The cast is serviceable (Peggy Shannon delivers the strongest performance), and the post-apocalyptic storyline is good for a few thrills, but it’s the special effects, complete with a tsunami that obliterates the Statue of Liberty (a la The Day After Tomorrow), that make Deluge a must-see for classic movie aficionados.
Rating 8 out of 10 (watch it now!) 

Tuesday, August 4, 2020

#2,512. The Captain (2017)

Written and directed by Robert Schwentke, 2017’s The Captain is a Black and White German film set during the final weeks of World War II. 

While trying to escape the authorities, a German army deserter, Willi Herold (played to perfection by Max Hubacher), stumbles upon an abandoned vehicle containing a Nazi captain's uniform. 

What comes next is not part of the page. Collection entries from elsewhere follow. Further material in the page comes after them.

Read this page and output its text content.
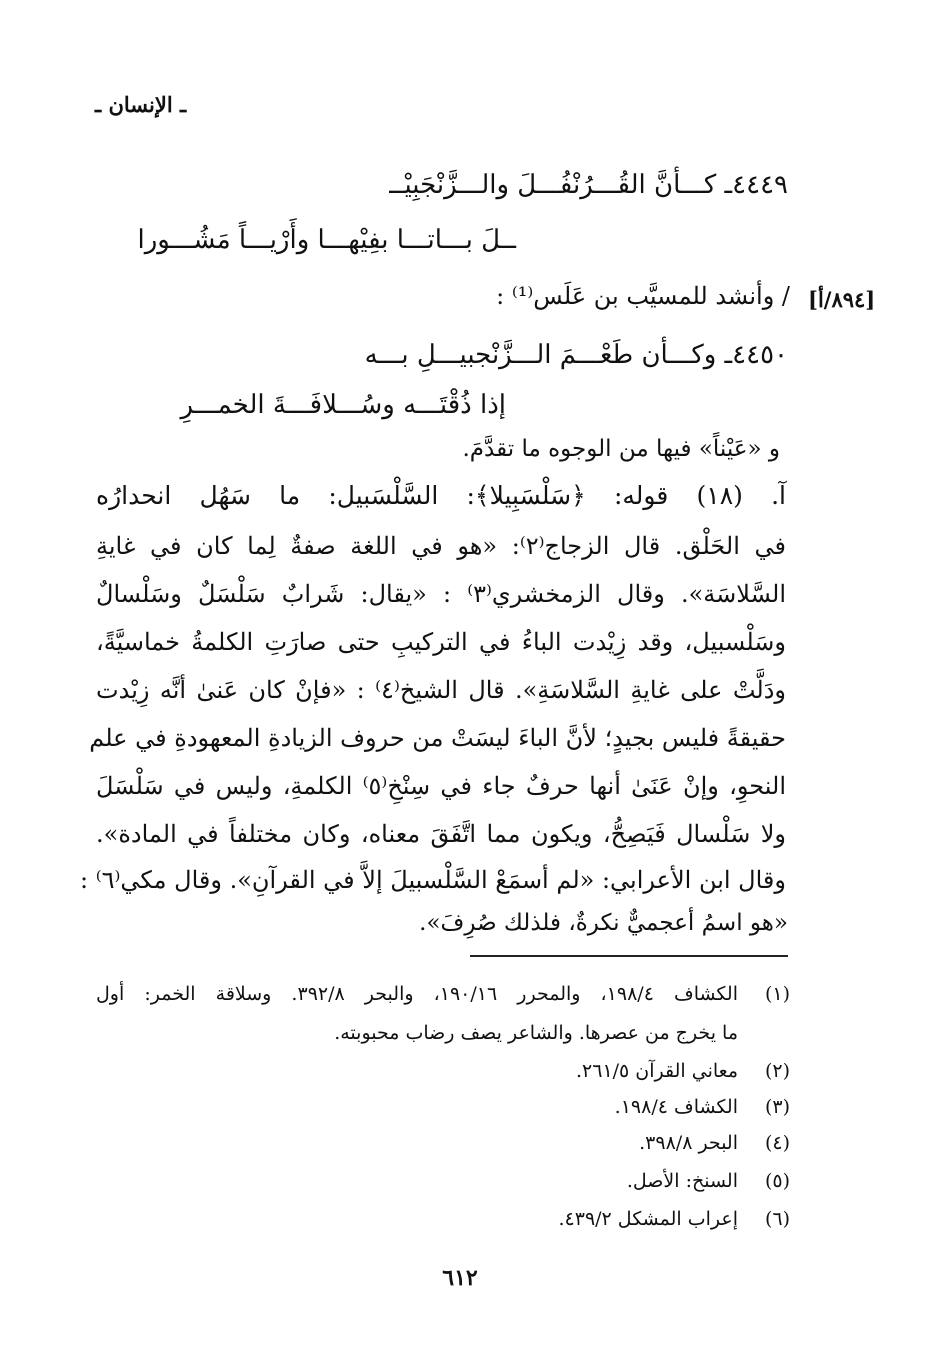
ـ الإنسان ـ
٤٤٤٩ـ كـــأنَّ القُـــرُنْفُـــلَ والـــزَّنْجَبِيْــ
ــلَ بـــاتـــا بفِيْهـــا وأَرْيـــاً مَشُـــورا
[٨٩٤/أ]
/ وأنشد للمسيَّب بن عَلَس⁽¹⁾ :
٤٤٥٠ـ وكـــأن طَعْـــمَ الـــزَّنْجبيـــلِ بـــه
إذا ذُقْتَـــه وسُـــلافَـــةَ الخمـــرِ
و «عَيْناً» فيها من الوجوه ما تقدَّمَ.
آ. (١٨) قوله: ﴿سَلْسَبِيلا﴾: السَّلْسَبيل: ما سَهُل انحدارُه
في الحَلْق. قال الزجاج⁽٢⁾: «هو في اللغة صفةٌ لِما كان في غايةِ
السَّلاسَة». وقال الزمخشري⁽٣⁾ : «يقال: شَرابٌ سَلْسَلٌ وسَلْسالٌ
وسَلْسبيل، وقد زِيْدت الباءُ في التركيبِ حتى صارَتِ الكلمةُ خماسيَّةً،
ودَلَّتْ على غايةِ السَّلاسَةِ». قال الشيخ⁽٤⁾ : «فإنْ كان عَنىٰ أنَّه زِيْدت
حقيقةً فليس بجيدٍ؛ لأنَّ الباءَ ليسَتْ من حروف الزيادةِ المعهودةِ في علم
النحوِ، وإنْ عَنَىٰ أنها حرفٌ جاء في سِنْخِ⁽٥⁾ الكلمةِ، وليس في سَلْسَلَ
ولا سَلْسال فَيَصِحُّ، ويكون مما اتَّفَقَ معناه، وكان مختلفاً في المادة».
وقال ابن الأعرابي: «لم أسمَعْ السَّلْسبيلَ إلاَّ في القرآنِ». وقال مكي⁽٦⁾ :
«هو اسمُ أعجميٌّ نكرةٌ، فلذلك صُرِفَ».
(١)
الكشاف ١٩٨/٤، والمحرر ١٩٠/١٦، والبحر ٣٩٢/٨. وسلاقة الخمر: أول
ما يخرج من عصرها. والشاعر يصف رضاب محبوبته.
(٢)
معاني القرآن ٢٦١/٥.
(٣)
الكشاف ١٩٨/٤.
(٤)
البحر ٣٩٨/٨.
(٥)
السنخ: الأصل.
(٦)
إعراب المشكل ٤٣٩/٢.
٦١٢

Initially, Herold puts on the uniform to hide from his pursuers, but it isn’t long before he starts acting the part, assembling a band of thieves as his own personal army and ordering them to accompany him to a nearby prisoner camp. Claiming he has direct authority from Hitler himself, Herold seizes control of the camp, inflicting harsh punishment on the German soldiers held there, all of whom (like Herold himself) have been accused of desertion. 

Expertly crafted by director Schwentke, The Captain is a brooding, often brutal motion picture about the corruptible influence of power (Herold not only joins the ranks of those who were after him, but becomes the very man he himself had feared the most). Yet what is most disturbing about this 2017 film isn’t the violence (which is plentiful), but the fact that it is based on the true story of a man history has dubbed the Executioner of Emsland! 

Hard-hitting and unflinching in its approach, The Captain features moments every bit as shocking as those Spielberg gave us in Schindler’s List. Believe me when I tell you this is a film you won’t soon forget.